In April 1956, 1,500 journalists covered Grace Kelly’s wedding to Prince Rainier III at St Nicolas’ Cathedral, Monaco. Her father felt that the ceremony was like “a Cecil B. de Mille spectacular” and the tiny police force was overwhelmed by the amount of jewellery on display.
After the marriage, watched by thirty million viewers on Eurovision, Grace Kelly retired from the screen. She went on to distribute prizes for the Monaco Grand Prix and host charity events to which high society flocked. The couple had three children, Princess Caroline, Princess Stephanie and Prince Albert. Unusually, she brought up the children herself and tried to protect them from over-exposure in the media.
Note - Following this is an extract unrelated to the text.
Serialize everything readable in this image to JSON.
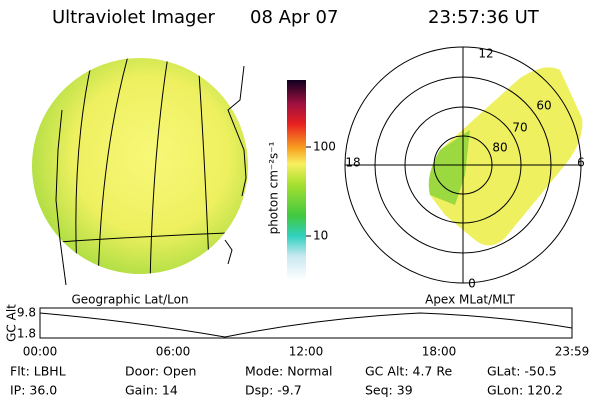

She had a reserved personality given to discreet ‘melancholy’ and she took her official duties seriously. She was interested in making a comeback to play Marnie with Sean Connery in 1962, but her royal status prevented this. Instead, the part went to Tippi Hedren.
High society
Grace Kelly had a timeless style and two of her dresses were recently bought by Newbridge Silverware for €170,000 in an auction hosted by David Niven’s son. They have recently gone on display at the company’s visitor centre in County Kildare. She wore one of these dresses in 1961 on an official visit to Ireland with her husband.
Grace Kelly was killed in a tragic car accident in 1982, almost 26 years ago, on roads very close to those filmed in To Catch a Thief with Cary Grant and directed by ‘Hitch’. For a brief period, Grace Kelly, whose grandfather had come from Mayo, made Hollywood believe in itself.